Gabriel sat up and objected.
“I mean it, Gabriel! I’m firing you! You’re not my personal protector any more! You know how to sneak into locked rooms, so you can blooming well sneak out of them too, starting with this one!”
“Meow!”
“Look – it’s my fault that Lowry’s in hospital. I’m a terrible friend. I’ve put everyone in danger. I don’t deserve to have a magical cat guardian. I’m not asking you to do anything silly or brave – just go and watch out for Carl. Oh, and make sure you keep away from a girl named Felicity Quick. She might try to kill you.”
Gabriel stared.
“She looks like, um…” Molly took some nail scissors from the cabinet and trimmed off some of her hair at an angle. She lifted Gabriel from the linen basket, pointed him at the cabinet mirror so he could see his reflection and held the hair over his head. “Kind of a slanting haircut like this, but less curly, obviously.”
Gabriel scratched her.
“Fine – be like that. I don’t want you here anyway! Scram! Do that magic thing where you sneak through locked doors or whatever it is you do!”

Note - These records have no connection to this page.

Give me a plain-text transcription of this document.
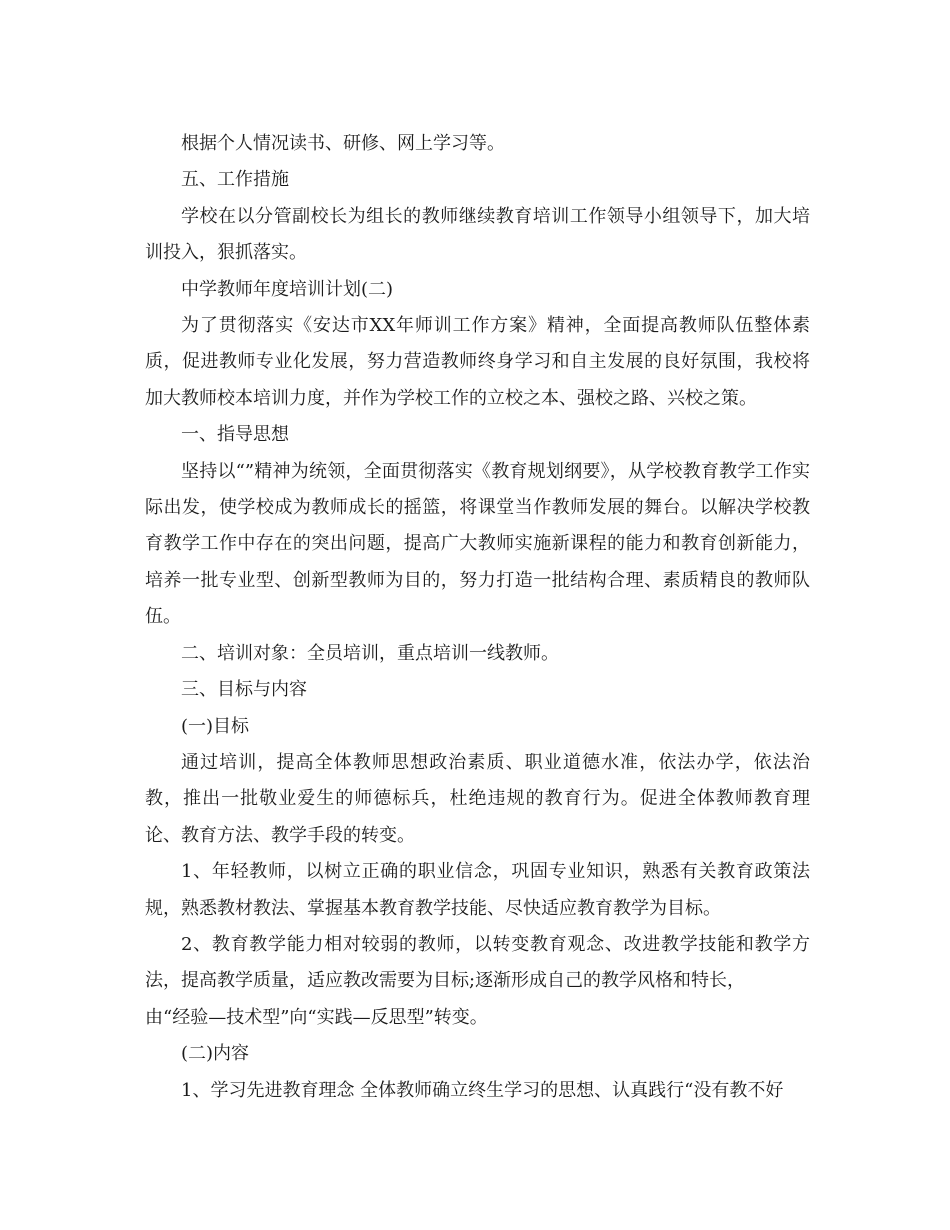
根据个人情况读书、研修、网上学习等。

五、工作措施

学校在以分管副校长为组长的教师继续教育培训工作领导小组领导下，加大培训投入，狠抓落实。

中学教师年度培训计划(二)

为了贯彻落实《安达市XX年师训工作方案》精神，全面提高教师队伍整体素质，促进教师专业化发展，努力营造教师终身学习和自主发展的良好氛围，我校将加大教师校本培训力度，并作为学校工作的立校之本、强校之路、兴校之策。

一、指导思想

坚持以“”精神为统领，全面贯彻落实《教育规划纲要》，从学校教育教学工作实际出发，使学校成为教师成长的摇篮，将课堂当作教师发展的舞台。以解决学校教育教学工作中存在的突出问题，提高广大教师实施新课程的能力和教育创新能力，培养一批专业型、创新型教师为目的，努力打造一批结构合理、素质精良的教师队伍。

二、培训对象：全员培训，重点培训一线教师。

三、目标与内容

(一)目标

通过培训，提高全体教师思想政治素质、职业道德水准，依法办学，依法治教，推出一批敬业爱生的师德标兵，杜绝违规的教育行为。促进全体教师教育理论、教育方法、教学手段的转变。

1、年轻教师，以树立正确的职业信念，巩固专业知识，熟悉有关教育政策法规，熟悉教材教法、掌握基本教育教学技能、尽快适应教育教学为目标。

2、教育教学能力相对较弱的教师，以转变教育观念、改进教学技能和教学方法，提高教学质量，适应教改需要为目标;逐渐形成自己的教学风格和特长，

由“经验—技术型”向“实践—反思型”转变。

(二)内容

1、学习先进教育理念 全体教师确立终生学习的思想、认真践行“没有教不好
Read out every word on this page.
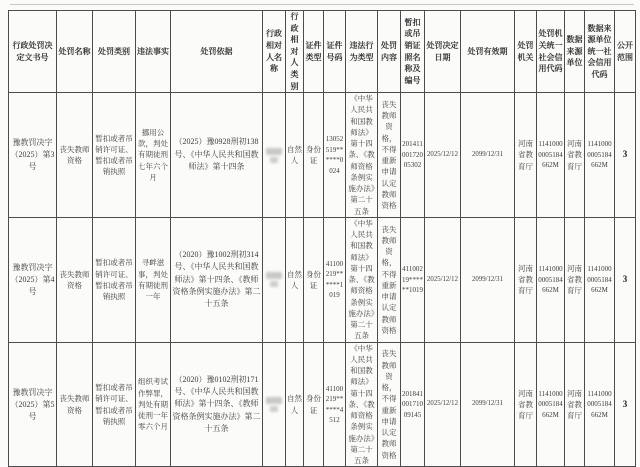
行政处罚决定文书号	处罚名称	处罚类别	违法事实	处罚依据	行政相对人名称	行政相对人类别	证件类型	证件号码	违法行为类型	处罚内容	暂扣或吊销证照名称及编号	处罚决定日期	处罚有效期	处罚机关	处罚机关统一社会信用代码	数据来源单位	数据来源单位统一社会信用代码	公开范围
豫教罚决字（2025）第3号	丧失教师资格	暂扣或者吊销许可证、暂扣或者吊销执照	挪用公款，判处有期徒刑七年六个月	（2025）豫0928刑初138号、《中华人民共和国教师法》第十四条		自然人	身份证	13052519******0024	《中华人民共和国教师法》第十四条、《教师资格条例实施办法》第二十五条	丧失教师资格，不得重新申请认定教师资格	20141100172005302	2025/12/12	2099/12/31	河南省教育厅	11410000005184662M	河南省教育厅	11410000005184662M	3
豫教罚决字（2025）第4号	丧失教师资格	暂扣或者吊销许可证、暂扣或者吊销执照	寻衅滋事，判处有期徒刑一年	（2020）豫1002刑初314号、《中华人民共和国教师法》第十四条、《教师资格条例实施办法》第二十五条		自然人	身份证	41100219******1019	《中华人民共和国教师法》第十四条、《教师资格条例实施办法》第二十五条	丧失教师资格，不得重新申请认定教师资格	41100219******1019	2025/12/12	2099/12/31	河南省教育厅	11410000005184662M	河南省教育厅	11410000005184662M	3
豫教罚决字（2025）第5号	丧失教师资格	暂扣或者吊销许可证、暂扣或者吊销执照	组织考试作弊罪，判处有期徒刑一年零六个月	（2020）豫0102刑初171号、《中华人民共和国教师法》第十四条、《教师资格条例实施办法》第二十五条		自然人	身份证	41100219******4512	《中华人民共和国教师法》第十四条、《教师资格条例实施办法》第二十五条	丧失教师资格，不得重新申请认定教师资格	20184100171009145	2025/12/12	2099/12/31	河南省教育厅	11410000005184662M	河南省教育厅	11410000005184662M	3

The cat sniffed and settled down again, some of Molly’s hair still attached by static electricity. “I’m going to close my eyes and count to ten. If I open them and you’re still sitting there like a lemon, there’ll be serious trouble.”
Silence. She counted to ten.
She opened her eyes. Scanned the bathroom. Gabriel was gone.
Feeling suddenly very alone, Molly climbed into the bath, pulled the bedsheets over herself and tried to think how she could escape from the Excelsior Guesthouse.